Radzinsky's attitudes and feelings are juxtaposed with those of the two main characters of the story-- Tsar Nicholas and his queen, Alexandra. The inclusion of the author's feelings is unorthodox in a historical work however, in this case, it's a success and it offers a perspective that is both personal and realistic.
The tone of the book is conversational rather than scholarly. It is not difficult to imagine Radzinsky weeping as he sits at the table covered with diaries, though he does not say he did. Certainly, the depth and honesty of his feelings are so evident that we find it difficult to hold back tears ourselves as the tragedy of the Romanov family unfolds.
Radzinsky has a deep respect for the dead Tsar and his wife, but he clearly loves those children. They are the classic innocence, doomed by the destruction of their grand and insulated world.
In the early 90s, exhumation of what is assumed to be the family's grave revealed only nine skeletons. Although the accepted number of victims has always been put at eleven. Even more recently, two bodies were found nearby to the execution site and burial site that some experts believe to be the missing bodies.
The book and the forensic examination raise again the persistant belief that not only the Princess Anastasia, but also the Tsar Evitch Alexi, heir to the Russian throne may have survived the execution. However, these most recent exhumations near the main burial pit appear to show that neither Alexi nor Anastasia survived.
One of the participants in the execution later wrote that Alexi and his four sisters remained alive after the shooting had stopped.
"This had amazed the Commandant", he wrote, "since we had aimed straight for the heart. It was also surprising that the bullets from the revolvers bounced off for some reason and ricocheted, jumping around the room like hail."

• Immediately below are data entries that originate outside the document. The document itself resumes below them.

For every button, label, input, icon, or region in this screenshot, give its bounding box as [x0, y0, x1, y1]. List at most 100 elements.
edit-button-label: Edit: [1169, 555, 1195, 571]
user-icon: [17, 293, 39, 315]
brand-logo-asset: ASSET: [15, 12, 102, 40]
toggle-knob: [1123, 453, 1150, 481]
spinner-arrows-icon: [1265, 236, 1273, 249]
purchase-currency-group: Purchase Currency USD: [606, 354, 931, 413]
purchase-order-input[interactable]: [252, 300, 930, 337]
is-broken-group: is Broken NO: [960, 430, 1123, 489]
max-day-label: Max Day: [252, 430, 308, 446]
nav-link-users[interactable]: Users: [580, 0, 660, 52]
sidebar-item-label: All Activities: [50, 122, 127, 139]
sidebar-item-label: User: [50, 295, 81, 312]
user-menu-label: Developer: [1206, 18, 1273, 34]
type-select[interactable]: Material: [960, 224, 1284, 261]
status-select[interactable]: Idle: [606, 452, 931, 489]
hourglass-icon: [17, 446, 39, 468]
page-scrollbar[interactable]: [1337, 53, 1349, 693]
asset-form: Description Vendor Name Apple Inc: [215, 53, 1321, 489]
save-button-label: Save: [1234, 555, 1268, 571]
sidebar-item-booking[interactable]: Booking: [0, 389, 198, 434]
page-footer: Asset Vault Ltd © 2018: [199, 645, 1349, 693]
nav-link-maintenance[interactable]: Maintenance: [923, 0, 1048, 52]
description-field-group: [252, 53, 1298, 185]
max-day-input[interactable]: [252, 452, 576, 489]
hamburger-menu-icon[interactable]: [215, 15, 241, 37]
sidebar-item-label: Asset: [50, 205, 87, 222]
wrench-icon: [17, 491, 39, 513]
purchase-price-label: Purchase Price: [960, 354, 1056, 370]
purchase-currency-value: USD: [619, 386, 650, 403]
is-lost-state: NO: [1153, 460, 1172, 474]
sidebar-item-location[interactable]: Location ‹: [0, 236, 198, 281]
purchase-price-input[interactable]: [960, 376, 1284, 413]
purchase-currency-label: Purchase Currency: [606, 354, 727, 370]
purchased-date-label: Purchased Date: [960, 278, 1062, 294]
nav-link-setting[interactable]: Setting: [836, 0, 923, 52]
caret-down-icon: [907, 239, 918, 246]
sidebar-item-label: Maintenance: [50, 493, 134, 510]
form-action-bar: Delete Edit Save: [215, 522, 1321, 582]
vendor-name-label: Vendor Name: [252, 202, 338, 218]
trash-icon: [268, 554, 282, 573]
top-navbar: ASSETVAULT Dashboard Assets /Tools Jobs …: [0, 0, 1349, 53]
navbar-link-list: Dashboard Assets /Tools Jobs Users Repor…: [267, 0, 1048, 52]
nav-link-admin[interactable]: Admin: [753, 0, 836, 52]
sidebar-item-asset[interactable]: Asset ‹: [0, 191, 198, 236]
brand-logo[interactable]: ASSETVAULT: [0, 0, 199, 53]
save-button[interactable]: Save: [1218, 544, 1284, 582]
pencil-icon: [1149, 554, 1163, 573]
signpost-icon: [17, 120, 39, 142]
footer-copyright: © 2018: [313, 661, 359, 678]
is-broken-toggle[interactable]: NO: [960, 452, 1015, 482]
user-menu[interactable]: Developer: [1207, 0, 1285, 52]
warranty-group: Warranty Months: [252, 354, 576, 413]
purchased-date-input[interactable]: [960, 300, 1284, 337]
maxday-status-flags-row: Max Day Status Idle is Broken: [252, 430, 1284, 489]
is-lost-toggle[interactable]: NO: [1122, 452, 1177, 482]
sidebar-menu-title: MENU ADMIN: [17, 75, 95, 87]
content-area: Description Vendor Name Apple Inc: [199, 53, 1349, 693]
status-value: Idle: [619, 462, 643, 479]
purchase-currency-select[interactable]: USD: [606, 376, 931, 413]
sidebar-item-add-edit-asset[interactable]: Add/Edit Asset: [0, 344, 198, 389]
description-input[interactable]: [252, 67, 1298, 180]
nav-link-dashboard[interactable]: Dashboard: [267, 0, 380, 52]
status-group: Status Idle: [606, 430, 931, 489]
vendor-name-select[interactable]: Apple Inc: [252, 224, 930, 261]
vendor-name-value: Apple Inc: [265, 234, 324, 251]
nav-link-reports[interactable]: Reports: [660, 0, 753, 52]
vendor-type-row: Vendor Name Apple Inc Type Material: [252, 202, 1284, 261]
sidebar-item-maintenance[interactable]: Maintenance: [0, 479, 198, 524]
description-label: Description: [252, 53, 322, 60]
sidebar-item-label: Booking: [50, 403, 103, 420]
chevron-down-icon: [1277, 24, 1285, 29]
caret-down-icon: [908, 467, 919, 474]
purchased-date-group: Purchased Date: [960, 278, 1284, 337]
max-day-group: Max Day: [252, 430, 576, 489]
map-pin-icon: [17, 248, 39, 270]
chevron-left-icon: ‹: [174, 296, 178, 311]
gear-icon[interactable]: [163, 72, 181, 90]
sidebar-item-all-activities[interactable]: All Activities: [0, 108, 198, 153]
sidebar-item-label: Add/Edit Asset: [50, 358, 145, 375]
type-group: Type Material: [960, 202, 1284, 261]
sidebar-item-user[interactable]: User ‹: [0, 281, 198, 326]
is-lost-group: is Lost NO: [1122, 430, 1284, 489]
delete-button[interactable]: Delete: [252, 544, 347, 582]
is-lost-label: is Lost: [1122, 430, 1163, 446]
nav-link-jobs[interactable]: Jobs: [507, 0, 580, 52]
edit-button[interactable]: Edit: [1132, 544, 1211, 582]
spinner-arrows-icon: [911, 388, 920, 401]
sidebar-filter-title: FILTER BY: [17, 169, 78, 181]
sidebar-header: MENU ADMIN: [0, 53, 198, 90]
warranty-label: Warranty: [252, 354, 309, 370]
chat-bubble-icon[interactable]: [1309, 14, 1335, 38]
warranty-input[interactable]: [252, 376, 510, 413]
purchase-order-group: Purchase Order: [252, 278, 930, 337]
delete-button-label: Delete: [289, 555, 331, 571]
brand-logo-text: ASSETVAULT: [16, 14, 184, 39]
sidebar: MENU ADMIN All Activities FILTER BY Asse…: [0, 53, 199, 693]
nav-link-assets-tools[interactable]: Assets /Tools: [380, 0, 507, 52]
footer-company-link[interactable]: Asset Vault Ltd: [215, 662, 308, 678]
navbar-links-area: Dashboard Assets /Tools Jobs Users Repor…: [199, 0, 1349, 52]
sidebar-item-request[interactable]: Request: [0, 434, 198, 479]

That night, the children were wearing clothing into which the family diamonds had been sewn. Seeing that the bullets had not done its jobs, the killers decided to finish off the children with bayonets. A strong, although essentially circumstantial case, is presented that Alexi and Anastasia may, in fact, have survived.
This conclusion appears to have been recently overturned by the finding of the two bodies near the main burial site.
"The Last Tsar" was written as the Soviet Union, the author's homeland itself, was collapsing. The two Russian Revolutions, those of 1917 and 1989, are often intertwined in the book. In the lonely archives and libraries of a dying country, Radzinsky fell into a no-man's land of historical whirlwinds where huge and incomprehensible became understandable. He offers insights into the character of Russian history where, ". . . great and terrible events. . . are usually due to someone's stupidity or laziness," and to the apparently cyclical nature of history.
"Oh, our bitter, bitter revolution," he writes.
This is a book about processes. The tragedy of a family, the drama of a world turned upside down and the mechanics of research and writing are among the subjects.
Radzinsky's superb use of diaries and letters, his simple straightforward arguments and his penetrating thought-provoking style combined to make a very entertaining and convincing book.